Chief Minister Maung Maung Ohn, who is also a general in the armed forces, has met four times with Rohingya community leaders since he was appointed last month. But in that time, he has been unable to convince the Rohingyas to participate in the government’s controversial “citizenship verification” scheme, according to state government spokesman Win Myaing.

“They are refusing to cooperate,” the spokesman told The Irrawaddy on Wednesday.

The Arakan State government implemented a pilot project in Myebon Township last month to determine who will qualify to become a naturalized citizen. Many Rohingya families have lived in the country for generations, but they are widely regarded as illegal immigrants from neighboring Bangladesh and are mostly denied citizenship by the government.

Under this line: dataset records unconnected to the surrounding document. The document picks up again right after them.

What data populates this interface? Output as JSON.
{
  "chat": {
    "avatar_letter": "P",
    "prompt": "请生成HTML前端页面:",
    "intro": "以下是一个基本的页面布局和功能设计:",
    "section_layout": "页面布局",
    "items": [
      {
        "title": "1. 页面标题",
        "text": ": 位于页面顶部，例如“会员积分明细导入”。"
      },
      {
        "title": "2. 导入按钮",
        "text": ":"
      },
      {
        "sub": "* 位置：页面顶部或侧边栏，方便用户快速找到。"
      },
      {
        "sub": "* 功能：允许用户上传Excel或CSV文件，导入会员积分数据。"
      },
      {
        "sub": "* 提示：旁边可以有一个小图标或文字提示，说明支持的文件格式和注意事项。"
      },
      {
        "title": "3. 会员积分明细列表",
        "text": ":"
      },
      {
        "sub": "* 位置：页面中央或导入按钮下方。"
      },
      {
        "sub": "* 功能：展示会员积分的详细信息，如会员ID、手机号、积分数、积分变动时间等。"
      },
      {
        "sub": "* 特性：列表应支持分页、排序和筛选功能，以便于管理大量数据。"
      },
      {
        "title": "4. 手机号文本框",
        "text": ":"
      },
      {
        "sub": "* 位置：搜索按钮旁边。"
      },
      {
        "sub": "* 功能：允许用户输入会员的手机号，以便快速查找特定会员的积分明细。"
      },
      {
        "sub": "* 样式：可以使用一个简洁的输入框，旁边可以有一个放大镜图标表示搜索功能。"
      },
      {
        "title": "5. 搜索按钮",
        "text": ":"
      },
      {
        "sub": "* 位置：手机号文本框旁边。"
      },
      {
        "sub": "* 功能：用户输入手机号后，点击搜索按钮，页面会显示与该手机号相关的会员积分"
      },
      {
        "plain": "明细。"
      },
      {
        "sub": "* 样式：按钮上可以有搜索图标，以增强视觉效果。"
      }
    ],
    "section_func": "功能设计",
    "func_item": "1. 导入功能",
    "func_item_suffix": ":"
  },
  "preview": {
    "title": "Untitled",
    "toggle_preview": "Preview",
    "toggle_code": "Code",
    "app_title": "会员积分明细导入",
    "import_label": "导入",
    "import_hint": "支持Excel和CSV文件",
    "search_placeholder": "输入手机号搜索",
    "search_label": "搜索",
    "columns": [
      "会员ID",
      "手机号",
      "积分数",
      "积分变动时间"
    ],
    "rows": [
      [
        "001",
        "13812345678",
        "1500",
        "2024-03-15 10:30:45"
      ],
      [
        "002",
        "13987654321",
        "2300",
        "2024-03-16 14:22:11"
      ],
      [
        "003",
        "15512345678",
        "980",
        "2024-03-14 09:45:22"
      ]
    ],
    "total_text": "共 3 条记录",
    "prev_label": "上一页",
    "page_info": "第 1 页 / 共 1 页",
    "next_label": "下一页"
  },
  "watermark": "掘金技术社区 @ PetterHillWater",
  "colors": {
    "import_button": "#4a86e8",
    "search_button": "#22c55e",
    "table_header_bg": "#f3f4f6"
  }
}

Win Myaing said the international community had pressured Naypyidaw to reconsider their pleas for citizenship. “But we cannot do anything, even though we are trying, because they refuse to cooperate,” he said.

Rohingya rights activists Aung Win said he believed the government wanted to appease the international community but had little interest in actually granting citizenship to the 1 million or so Rohingya people living in western Burma.

“After their work in Myebon, we did not see them grant citizenship to our people,” he said. “I believe that even though we agreed to identify as Bengali, they may grant citizenship only to a few of our people.”

The chief minister, who met most recently with Rohingya leaders on Monday, said applicants would be considered for citizenship only if they identified as Bengali, as they are known by the government. During the nationwide census earlier this year, the government also refused to count anybody who identified as ethnic Rohingya rather than Bengali.

Arakan State was torn apart by communal violence between Buddhists and Muslims in 2012. More than 140,000 people were displaced from their homes, and the majority of these were Rohingya Muslims who continue to live today in camps outside the state capital, Sittwe.

7 Responses to Arakan Minister Struggles to Gain Trust of Rohingyas

  1. Win Myaing is a big liar. He should be ashamed of himself for all the lies that he tells. Shameless.

  2. These IDPs are to be considered as citizens of Burma ( Myanmar ), because their culture is not same with Bangladeshi. Any one to talk with me or to discuss this issue with me, please I am ready with friendly manner.

    If they were not given citizen this problem will create a big issue at United Nations under Basic Human Rights and also will ask British Government to say what has to be done for the sake of their existance in the soil of Arakan and within Burma ( Myanmar ).

  3. Why do you keep referring to the Bengalis as Rohingyas?

  4. Yes they are not interested to be a Myanmar citizen. They want the land, claim as their own, create a new souvereign state -R O H-H-I-N-G-Y-A and get UN recognition.

  5. Mr. Yarzarthingyan,

    Are you mad? Those days are gone you cannot build small house within big house of “Republic of Union of Myanmar”.

  6. no way.. first you have to pay what you ahve done to them in the past and at the present situation…just play with open card.. no hanky panky business !

  7. Thousands are brought here from Bangladesh into Arakan by government programs who are actual Rakhines from Bangladesh who used to stay in Bangladesh for generations since 1971. Rohingya are only leaving the country since 1942 massacre of 80,000 lives to save their lives.